4 months after disappearing, Dal's mini sailboat washes ashore in Ireland
The SeaLeon went missing in October partway through a transatlantic race
A tiny sailboat believed to have been lost to the wilds of the Atlantic Ocean has washed ashore in western Ireland.
The SeaLeon was built by researchers at Dalhousie University to participate in a transatlantic race for autonomous vessels called the Microtransat Challenge.
The team launched the little SeaLeon, a 1.8-metre sailboat, on July 30 off Scatarie Island in Cape Breton.
All was going swimmingly for the first couple of thousand kilometres — until the boat started going in circles.
Then, after 76 days on the high seas, it went incommunicado.
Jean-Francois Bousquet, an assistant professor in the engineering department, said even after the SeaLeon stopped transmitting data, he was still optimistic.
"There's still this hope that it's going to get to Europe," he said. "So we were hoping that we were eventually going to find it somewhere."

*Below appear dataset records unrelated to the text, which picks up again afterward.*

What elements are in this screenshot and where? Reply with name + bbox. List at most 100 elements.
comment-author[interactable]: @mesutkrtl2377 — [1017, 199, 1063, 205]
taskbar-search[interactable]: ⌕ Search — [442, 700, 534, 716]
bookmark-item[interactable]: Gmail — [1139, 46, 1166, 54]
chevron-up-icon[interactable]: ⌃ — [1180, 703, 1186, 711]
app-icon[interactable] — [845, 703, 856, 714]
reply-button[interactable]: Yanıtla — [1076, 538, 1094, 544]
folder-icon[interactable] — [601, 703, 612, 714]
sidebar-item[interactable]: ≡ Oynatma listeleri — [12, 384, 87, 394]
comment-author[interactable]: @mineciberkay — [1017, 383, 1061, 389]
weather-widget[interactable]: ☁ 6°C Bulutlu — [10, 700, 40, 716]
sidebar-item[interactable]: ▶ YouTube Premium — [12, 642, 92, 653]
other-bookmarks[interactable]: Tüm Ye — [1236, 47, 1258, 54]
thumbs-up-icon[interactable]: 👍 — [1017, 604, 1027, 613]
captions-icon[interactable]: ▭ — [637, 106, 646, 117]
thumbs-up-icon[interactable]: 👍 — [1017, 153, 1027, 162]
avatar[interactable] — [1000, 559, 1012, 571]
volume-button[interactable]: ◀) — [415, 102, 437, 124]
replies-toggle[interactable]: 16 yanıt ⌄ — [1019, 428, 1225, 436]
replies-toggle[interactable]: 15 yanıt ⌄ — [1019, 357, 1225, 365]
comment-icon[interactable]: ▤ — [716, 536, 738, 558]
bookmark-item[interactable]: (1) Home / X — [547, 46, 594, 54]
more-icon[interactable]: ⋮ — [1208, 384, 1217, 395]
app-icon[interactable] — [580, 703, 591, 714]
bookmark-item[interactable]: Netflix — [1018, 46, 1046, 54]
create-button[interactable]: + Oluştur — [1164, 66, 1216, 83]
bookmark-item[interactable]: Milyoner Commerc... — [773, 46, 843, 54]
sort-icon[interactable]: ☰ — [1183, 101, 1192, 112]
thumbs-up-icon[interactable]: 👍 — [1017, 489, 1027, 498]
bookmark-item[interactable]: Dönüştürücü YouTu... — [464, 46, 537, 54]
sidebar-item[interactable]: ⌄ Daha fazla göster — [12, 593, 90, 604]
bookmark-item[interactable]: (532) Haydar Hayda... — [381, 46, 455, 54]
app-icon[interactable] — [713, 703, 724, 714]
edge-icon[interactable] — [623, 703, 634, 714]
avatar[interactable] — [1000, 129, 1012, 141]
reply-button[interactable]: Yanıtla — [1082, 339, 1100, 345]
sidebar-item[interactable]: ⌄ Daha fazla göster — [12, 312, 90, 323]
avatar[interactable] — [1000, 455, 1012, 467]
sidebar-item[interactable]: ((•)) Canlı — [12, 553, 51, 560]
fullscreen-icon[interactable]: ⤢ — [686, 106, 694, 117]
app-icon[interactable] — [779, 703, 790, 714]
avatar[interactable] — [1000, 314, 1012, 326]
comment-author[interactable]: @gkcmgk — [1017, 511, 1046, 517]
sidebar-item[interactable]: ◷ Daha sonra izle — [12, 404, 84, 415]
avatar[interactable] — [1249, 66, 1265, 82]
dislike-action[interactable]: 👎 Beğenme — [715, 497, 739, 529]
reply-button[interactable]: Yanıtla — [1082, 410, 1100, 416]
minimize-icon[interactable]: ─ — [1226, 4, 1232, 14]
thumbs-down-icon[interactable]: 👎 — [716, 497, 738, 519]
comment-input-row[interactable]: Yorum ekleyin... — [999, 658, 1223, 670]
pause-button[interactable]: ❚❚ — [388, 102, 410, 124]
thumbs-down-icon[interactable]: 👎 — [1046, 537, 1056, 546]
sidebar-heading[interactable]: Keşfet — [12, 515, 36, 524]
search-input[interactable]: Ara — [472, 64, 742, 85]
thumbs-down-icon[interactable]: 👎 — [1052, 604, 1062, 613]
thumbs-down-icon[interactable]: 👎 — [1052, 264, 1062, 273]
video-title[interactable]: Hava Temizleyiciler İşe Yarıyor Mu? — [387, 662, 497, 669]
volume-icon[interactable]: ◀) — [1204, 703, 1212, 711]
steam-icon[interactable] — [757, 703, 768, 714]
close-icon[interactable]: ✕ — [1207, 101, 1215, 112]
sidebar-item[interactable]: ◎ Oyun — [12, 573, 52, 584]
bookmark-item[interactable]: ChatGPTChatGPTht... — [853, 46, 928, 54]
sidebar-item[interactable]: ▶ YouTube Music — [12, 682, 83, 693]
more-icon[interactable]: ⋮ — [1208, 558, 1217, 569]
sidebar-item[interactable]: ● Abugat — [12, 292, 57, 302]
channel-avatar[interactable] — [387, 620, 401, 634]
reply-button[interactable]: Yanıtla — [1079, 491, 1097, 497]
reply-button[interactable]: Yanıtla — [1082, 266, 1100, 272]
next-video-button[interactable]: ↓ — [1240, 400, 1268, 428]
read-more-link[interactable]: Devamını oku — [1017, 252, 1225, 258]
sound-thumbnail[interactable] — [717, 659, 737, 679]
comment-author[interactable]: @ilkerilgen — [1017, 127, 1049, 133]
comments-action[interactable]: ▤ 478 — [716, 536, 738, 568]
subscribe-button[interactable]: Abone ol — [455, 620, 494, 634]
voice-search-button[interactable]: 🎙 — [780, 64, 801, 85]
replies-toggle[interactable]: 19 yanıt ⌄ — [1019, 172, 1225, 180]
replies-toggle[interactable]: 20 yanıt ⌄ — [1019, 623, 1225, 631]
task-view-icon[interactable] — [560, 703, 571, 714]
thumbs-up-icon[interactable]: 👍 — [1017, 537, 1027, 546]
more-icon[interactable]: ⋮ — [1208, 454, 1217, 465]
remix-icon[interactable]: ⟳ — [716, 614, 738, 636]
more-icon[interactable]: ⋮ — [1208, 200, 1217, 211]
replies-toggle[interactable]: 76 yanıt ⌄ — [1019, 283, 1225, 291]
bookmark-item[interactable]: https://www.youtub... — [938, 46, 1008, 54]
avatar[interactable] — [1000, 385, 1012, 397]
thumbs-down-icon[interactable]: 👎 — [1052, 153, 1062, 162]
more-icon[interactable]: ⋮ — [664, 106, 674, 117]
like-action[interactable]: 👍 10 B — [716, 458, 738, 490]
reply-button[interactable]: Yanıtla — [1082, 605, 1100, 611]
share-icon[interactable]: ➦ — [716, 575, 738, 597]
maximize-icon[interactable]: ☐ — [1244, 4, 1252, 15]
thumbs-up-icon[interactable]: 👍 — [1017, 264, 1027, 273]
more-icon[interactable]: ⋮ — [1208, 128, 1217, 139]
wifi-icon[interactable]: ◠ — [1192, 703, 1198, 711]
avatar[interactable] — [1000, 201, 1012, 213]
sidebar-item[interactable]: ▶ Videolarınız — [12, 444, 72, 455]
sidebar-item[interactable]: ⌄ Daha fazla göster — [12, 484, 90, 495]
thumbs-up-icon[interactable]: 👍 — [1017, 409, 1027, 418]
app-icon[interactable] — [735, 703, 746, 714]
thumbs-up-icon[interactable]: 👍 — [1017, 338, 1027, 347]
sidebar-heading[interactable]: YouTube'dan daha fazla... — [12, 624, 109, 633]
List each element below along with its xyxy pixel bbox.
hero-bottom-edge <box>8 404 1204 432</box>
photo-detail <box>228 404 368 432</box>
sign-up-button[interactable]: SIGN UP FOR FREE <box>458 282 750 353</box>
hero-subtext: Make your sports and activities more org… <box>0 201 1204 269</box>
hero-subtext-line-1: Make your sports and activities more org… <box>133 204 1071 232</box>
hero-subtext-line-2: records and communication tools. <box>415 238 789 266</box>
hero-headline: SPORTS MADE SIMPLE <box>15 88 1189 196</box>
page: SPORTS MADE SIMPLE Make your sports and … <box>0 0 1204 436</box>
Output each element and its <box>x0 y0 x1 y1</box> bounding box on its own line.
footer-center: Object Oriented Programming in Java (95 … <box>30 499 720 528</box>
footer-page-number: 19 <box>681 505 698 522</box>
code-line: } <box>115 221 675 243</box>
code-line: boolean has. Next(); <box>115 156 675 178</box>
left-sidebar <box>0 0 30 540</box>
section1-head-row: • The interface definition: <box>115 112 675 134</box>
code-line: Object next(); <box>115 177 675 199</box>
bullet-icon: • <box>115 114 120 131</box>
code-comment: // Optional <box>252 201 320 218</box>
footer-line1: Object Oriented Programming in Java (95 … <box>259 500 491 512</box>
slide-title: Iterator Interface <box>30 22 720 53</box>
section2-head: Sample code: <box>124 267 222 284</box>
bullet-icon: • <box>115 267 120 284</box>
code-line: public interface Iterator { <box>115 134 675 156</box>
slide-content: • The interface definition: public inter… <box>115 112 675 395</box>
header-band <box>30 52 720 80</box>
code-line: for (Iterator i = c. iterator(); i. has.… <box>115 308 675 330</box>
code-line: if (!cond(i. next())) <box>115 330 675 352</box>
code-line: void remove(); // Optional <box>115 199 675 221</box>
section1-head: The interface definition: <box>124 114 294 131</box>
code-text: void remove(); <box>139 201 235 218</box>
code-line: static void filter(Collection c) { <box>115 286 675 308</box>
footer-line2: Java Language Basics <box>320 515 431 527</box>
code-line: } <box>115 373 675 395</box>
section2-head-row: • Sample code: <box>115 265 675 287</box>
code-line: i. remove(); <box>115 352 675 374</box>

Last week, that wish came true.
"We saw your boat yesterday near Trahan Strand just outside Castletownbere, West Cork, Ireland," read the brief email from Sheila O'Regan, who lives near Cork.
The boat had the Dalhousie team's email address and phone number on it, as well as a sign instructing seafarers, "Do not touch."
Oliver O'Regan said when he first spotted it, he thought it was just a toy yacht.
"But then just looking at it, you could see it was well constructed," he said. "The boat itself is quite robust because it was getting hammered off these rocks and it wasn't getting damaged, so it was well made. Whoever put it together did a fantastic job."
O'Regan said his twin 10-year-old boys, Sean and Aidan, were thrilled with the find and got bragging rights as they shared the story at school afterward.
He said he wasn't able to haul the boat off the rocks because it soon got swept back into the open water by strong winds. But it later got picked up by a fisherman, who now has it stored in his shed.
Bousquet said he's amazed the SeaLeon eventually made its way across the Atlantic, landing within 100 nautical miles of the official end zone of the race.
"The fact that we made it between North America and Europe on an autonomous robot sailboat is the first time in the world, so we're really proud about that," he said. "It got there!"
Bousquet said judging from the photos, the sails are completely shredded, but the hull seems intact.
One of the team members will travel to Ireland in the next month or so to retrieve the boat so the team can figure out what went wrong. They'll use those lessons to improve on this year's race contestant.